郷土鍋&ユニーク鍋
妹尾河童さんの『扁炉(ピェンロー)鍋』
1992年発行の「暮らしの手帖別冊・ご馳走の手帳」に妹尾河童さんの『扁炉という鍋』という題で鍋が紹介されている。この記事を見てから、わが家は客人が来ると作ることにしている。
10年程前の雑誌なので、見た人も少なくなったことだろうから、あらためて作り方を紹介する。
★5人前の材料★
白菜一株・干し椎茸50グラム・豚肉(バラ肉)500グラム・とり肉(もも肉、ササミは味が出ないからダメ)・ビーフン一袋・ごま油(精製した極上品の太白ではなく、色の付いたふつうのもの)・調味用の粗塩と唐辛子少々。
鍋は出来るだけ大きいものがいい。
★作り方★
@干し椎茸を水に浸して戻しておく
A白菜を5センチ幅にざく切りする。根っこの方と青い部分を仕分けしておく
B豚肉、鶏肉は食べやすい大きさに
Cビーフンを水に浸しておく
以上が下ごしらえ。作り方は簡単。
D大きい鍋に白い部分の白菜をギュウギュウ詰めにする。椎茸の戻し水を入れ、沸騰させる。
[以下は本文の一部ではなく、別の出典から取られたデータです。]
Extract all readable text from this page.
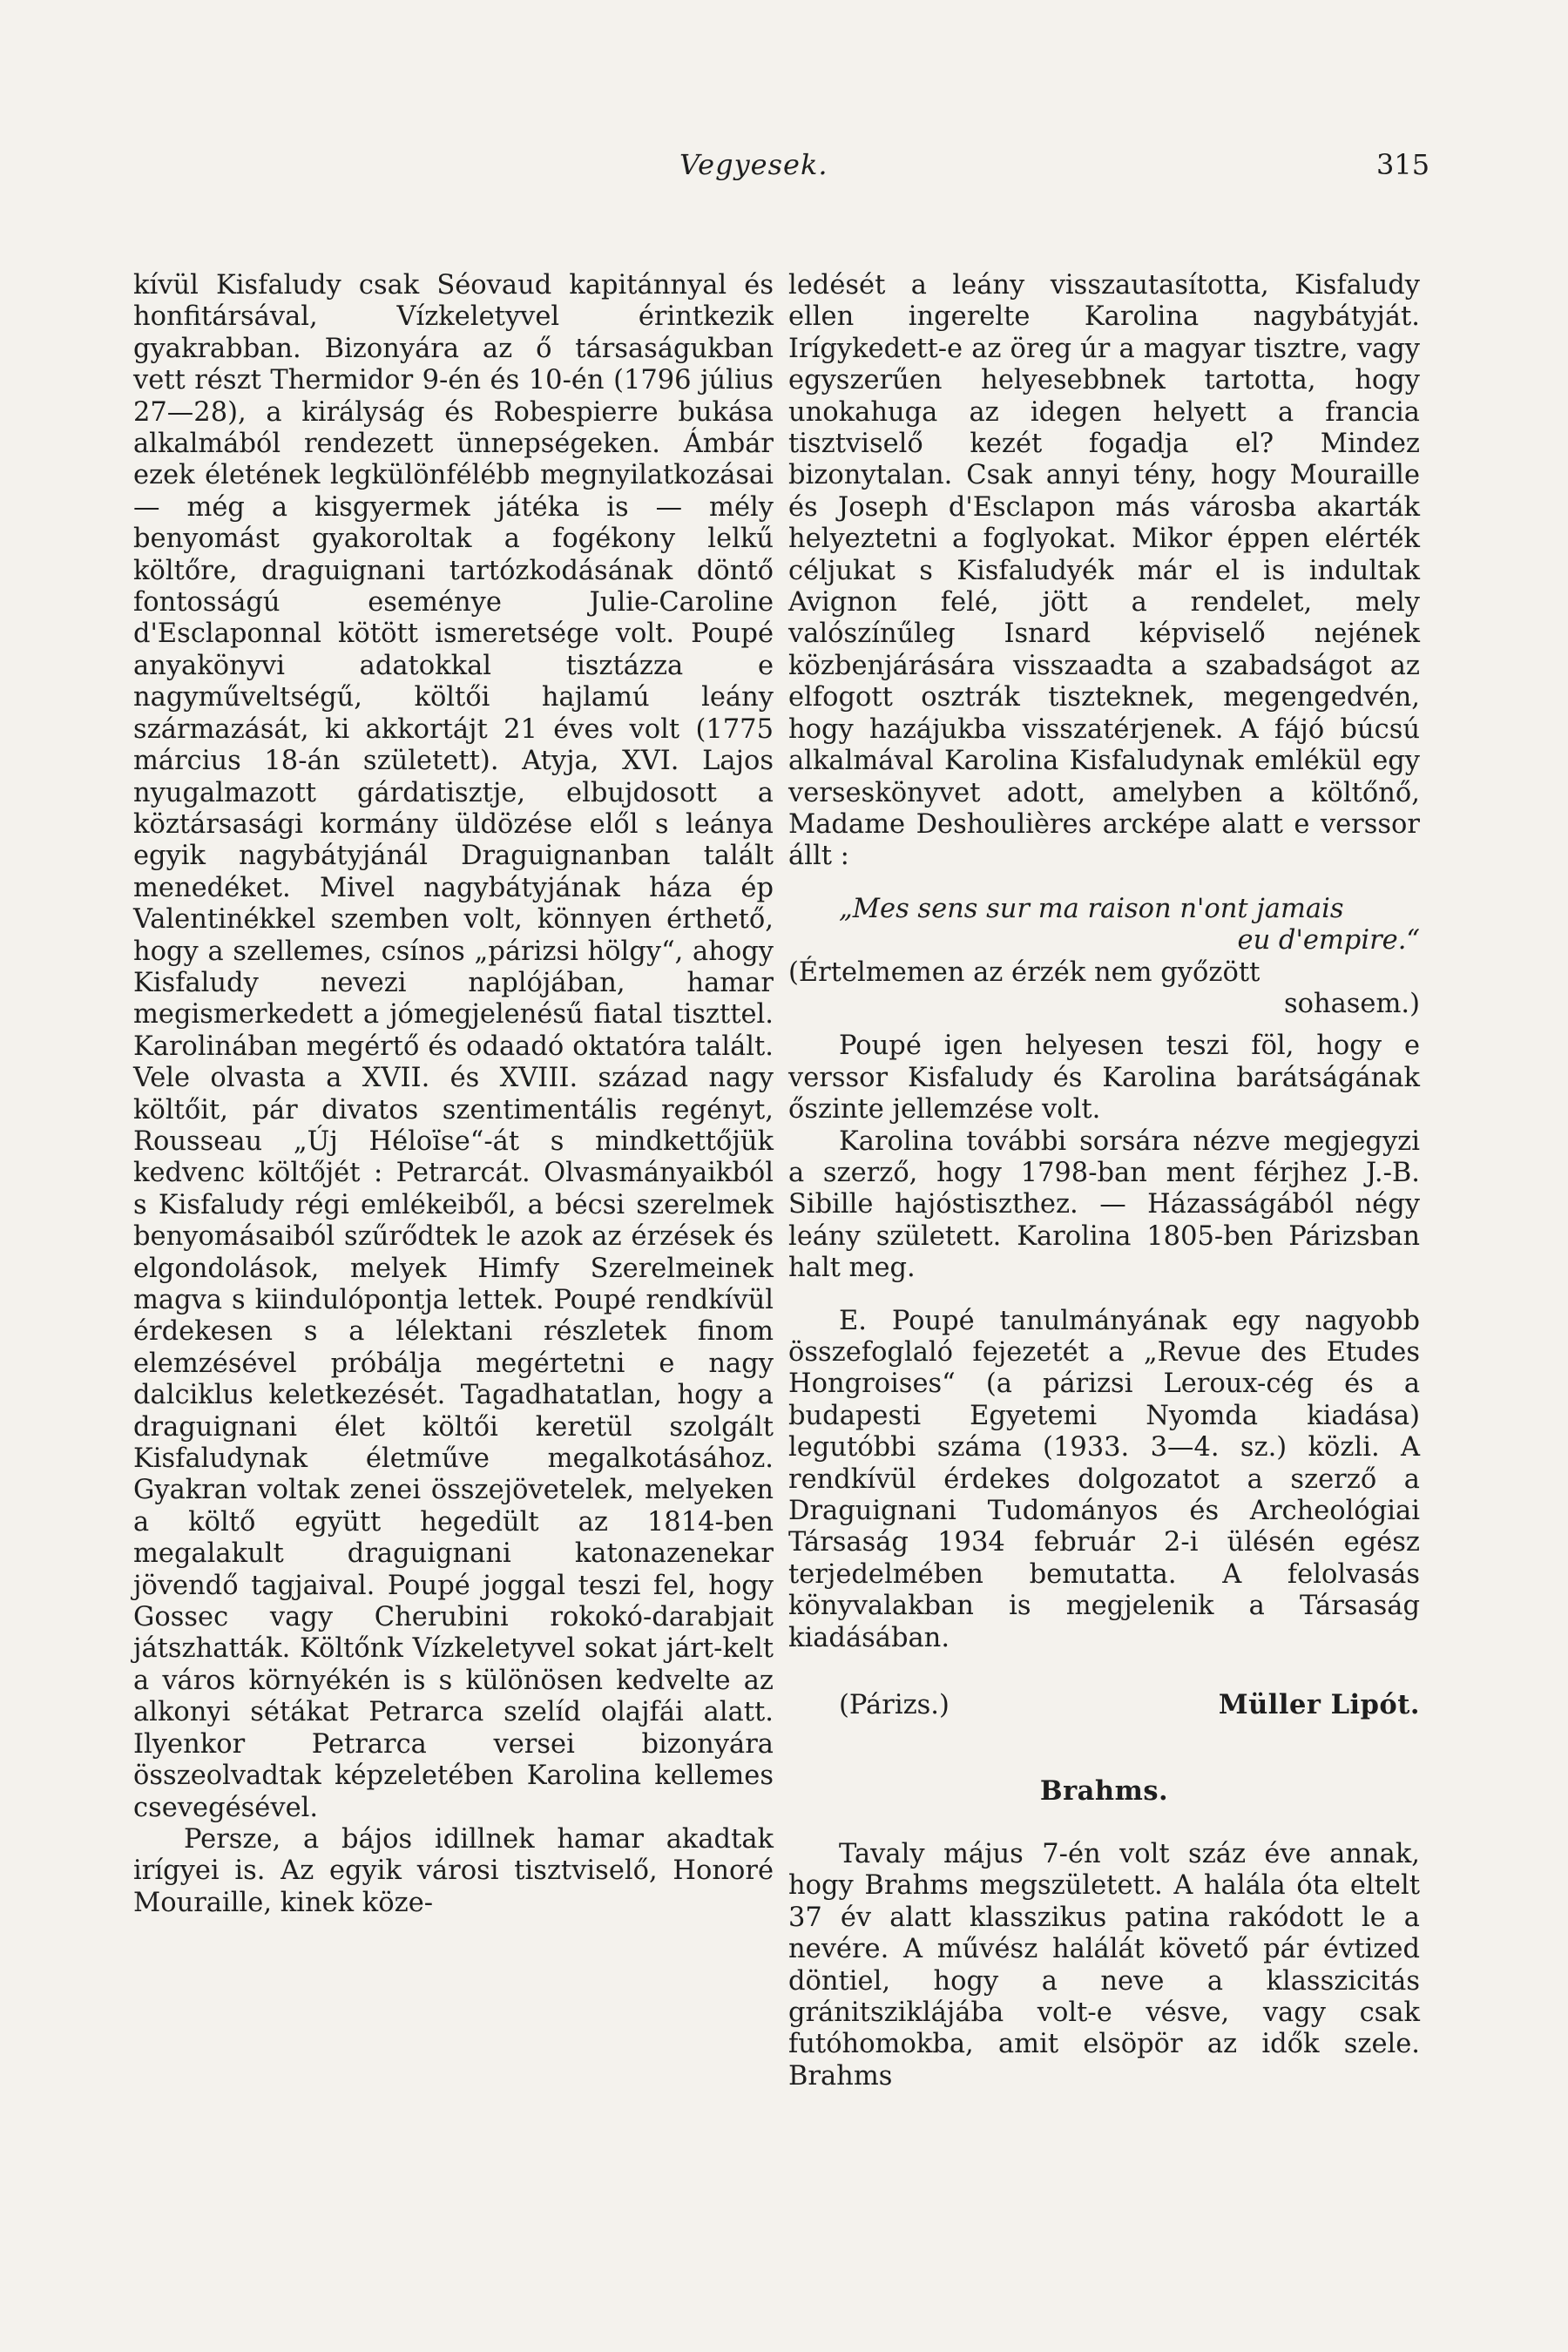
Vegyesek.	315

kívül Kisfaludy csak Séovaud kapitánnyal és honfitársával, Vízkeletyvel érintkezik gyakrabban. Bizonyára az ő társaságukban vett részt Thermidor 9-én és 10-én (1796 július 27—28), a királyság és Robespierre bukása alkalmából rendezett ünnepségeken. Ámbár ezek életének legkülönfélébb megnyilatkozásai — még a kisgyermek játéka is — mély benyomást gyakoroltak a fogékony lelkű költőre, draguignani tartózkodásának döntő fontosságú eseménye Julie-Caroline d'Esclaponnal kötött ismeretsége volt. Poupé anyakönyvi adatokkal tisztázza e nagyműveltségű, költői hajlamú leány származását, ki akkortájt 21 éves volt (1775 március 18-án született). Atyja, XVI. Lajos nyugalmazott gárdatisztje, elbujdosott a köztársasági kormány üldözése elől s leánya egyik nagybátyjánál Draguignanban talált menedéket. Mivel nagybátyjának háza ép Valentinékkel szemben volt, könnyen érthető, hogy a szellemes, csínos „párizsi hölgy“, ahogy Kisfaludy nevezi naplójában, hamar megismerkedett a jómegjelenésű fiatal tiszttel. Karolinában megértő és odaadó oktatóra talált. Vele olvasta a XVII. és XVIII. század nagy költőit, pár divatos szentimentális regényt, Rousseau „Új Héloïse“-át s mindkettőjük kedvenc költőjét : Petrarcát. Olvasmányaikból s Kisfaludy régi emlékeiből, a bécsi szerelmek benyomásaiból szűrődtek le azok az érzések és elgondolások, melyek Himfy Szerelmeinek magva s kiindulópontja lettek. Poupé rendkívül érdekesen s a lélektani részletek finom elemzésével próbálja megértetni e nagy dalciklus keletkezését. Tagadhatatlan, hogy a draguignani élet költői keretül szolgált Kisfaludynak életműve megalkotásához. Gyakran voltak zenei összejövetelek, melyeken a költő együtt hegedült az 1814-ben megalakult draguignani katonazenekar jövendő tagjaival. Poupé joggal teszi fel, hogy Gossec vagy Cherubini rokokó-darabjait játszhatták. Költőnk Vízkeletyvel sokat járt-kelt a város környékén is s különösen kedvelte az alkonyi sétákat Petrarca szelíd olajfái alatt. Ilyenkor Petrarca versei bizonyára összeolvadtak képzeletében Karolina kellemes csevegésével.

Persze, a bájos idillnek hamar akadtak irígyei is. Az egyik városi tisztviselő, Honoré Mouraille, kinek köze-

ledését a leány visszautasította, Kisfaludy ellen ingerelte Karolina nagybátyját. Irígykedett-e az öreg úr a magyar tisztre, vagy egyszerűen helyesebbnek tartotta, hogy unokahuga az idegen helyett a francia tisztviselő kezét fogadja el? Mindez bizonytalan. Csak annyi tény, hogy Mouraille és Joseph d'Esclapon más városba akarták helyeztetni a foglyokat. Mikor éppen elérték céljukat s Kisfaludyék már el is indultak Avignon felé, jött a rendelet, mely valószínűleg Isnard képviselő nejének közbenjárására visszaadta a szabadságot az elfogott osztrák tiszteknek, megengedvén, hogy hazájukba visszatérjenek. A fájó búcsú alkalmával Karolina Kisfaludynak emlékül egy verseskönyvet adott, amelyben a költőnő, Madame Deshoulières arcképe alatt e verssor állt :

„Mes sens sur ma raison n'ont jamais
eu d'empire.“
(Értelmemen az érzék nem győzött
sohasem.)

Poupé igen helyesen teszi föl, hogy e verssor Kisfaludy és Karolina barátságának őszinte jellemzése volt.

Karolina további sorsára nézve megjegyzi a szerző, hogy 1798-ban ment férjhez J.-B. Sibille hajóstiszthez. — Házasságából négy leány született. Karolina 1805-ben Párizsban halt meg.

E. Poupé tanulmányának egy nagyobb összefoglaló fejezetét a „Revue des Etudes Hongroises“ (a párizsi Leroux-cég és a budapesti Egyetemi Nyomda kiadása) legutóbbi száma (1933. 3—4. sz.) közli. A rendkívül érdekes dolgozatot a szerző a Draguignani Tudományos és Archeológiai Társaság 1934 február 2-i ülésén egész terjedelmében bemutatta. A felolvasás könyvalakban is megjelenik a Társaság kiadásában.

(Párizs.)	Müller Lipót.
Brahms.

Tavaly május 7-én volt száz éve annak, hogy Brahms megszületett. A halála óta eltelt 37 év alatt klasszikus patina rakódott le a nevére. A művész halálát követő pár évtized döntiel, hogy a neve a klasszicitás gránitsziklájába volt-e vésve, vagy csak futóhomokba, amit elsöpör az idők szele. Brahms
E沸騰したら豚肉、鶏肉、椎茸をぶち込み、ごま油を大さじ3杯ほどたらす
Fしばらく煮たら、白菜の青い部分も追加し、約40分ほど煮る。
G最後にビーフンを入れ、食べる直前にごま油をもう一度垂らす。
★食べ方★
味は付いていないので、食べる人が味を付ける。取り椀に塩と唐辛子を入れ、汁を入れる。
食べ終わった後、残りスープで粥を作るので、汁は絶対飲まないこと。
※これを読んで今すぐ食べたくなっても、白菜が美味しくなる冬まで我慢する。
常夜鍋(ほうれん草鍋)
いつの間にか、常夜鍋などという名前がついて、レシピに仲間入りしてしまった。
これは、我々が学生の頃、金がないので考え出したものなのだが、集まる顔触れや場所の違いで、色々な意見が出る。
他の素材も入れてみたら?と言う意見である。しかし、私は頑なにこれを拒否し続けてきた。
残念ながら、他の人の書いたレシピを見ると、盛りだくさんの素材を使ったり、出汁やポン酢で食べたりと、どうも、私の言うほうれん草鍋と常夜鍋とは異なるようだ。
この鍋が一番美味いのは、畑の仲間と食べるとき。
何しろ、今畑で元気にしていたほうれん草を頂くわけだから、美味いはずだ。
ほうれん草が足りなくなれば、手を伸ばしてほうれん草を抜いてくれば済む。
まあ、飽食の時代にあっさり鍋も良いのではないかと思い、掲載した。
追伸
やはり、日本酒の燗酒だろうな。
★材料★
●ほうれん草(適当)
●豚肉(小間切れ・なるべく脂身のあるもの)適当
●大根(適当)
●醤油
●とんがらし
★作り方★
@鍋にお湯を沸かす。
A大根下ろしを作る
★食べ方★
しゃぶしゃぶの容量で、ほうれん草と豚肉を大根下ろしと醤油のタレで食べる
以上
石狩鍋(北海道)
ぶつ切りのサケ
きりたんぽ鍋(秋田)
とり鍋が主流。
ふくちり鍋(山口)
ふぐの切り身と野菜・昆布だし
すきやき
明治時代の牛鍋が原型
カキの土手鍋(広島)
みそを土手のように盛り、こそぎながら解く溶く
しゃぶしゃぶ』
水か昆布だしに牛肉の薄切りと春菊
湯豆腐(京都)
豆腐は浮いたらすぐ食べる
カニ鍋(福井)
甲羅を割って手足を折り込み豪快に
ちゃんこ鍋(東京)
相撲部屋で作られる鍋。
アンコウ鍋(茨城)
肝の味が染みこんだ豆腐や白菜が美味
ほうとう(山梨)
武田信玄が起源だそうだが、怪しいものだ。ほうとうを煮込む。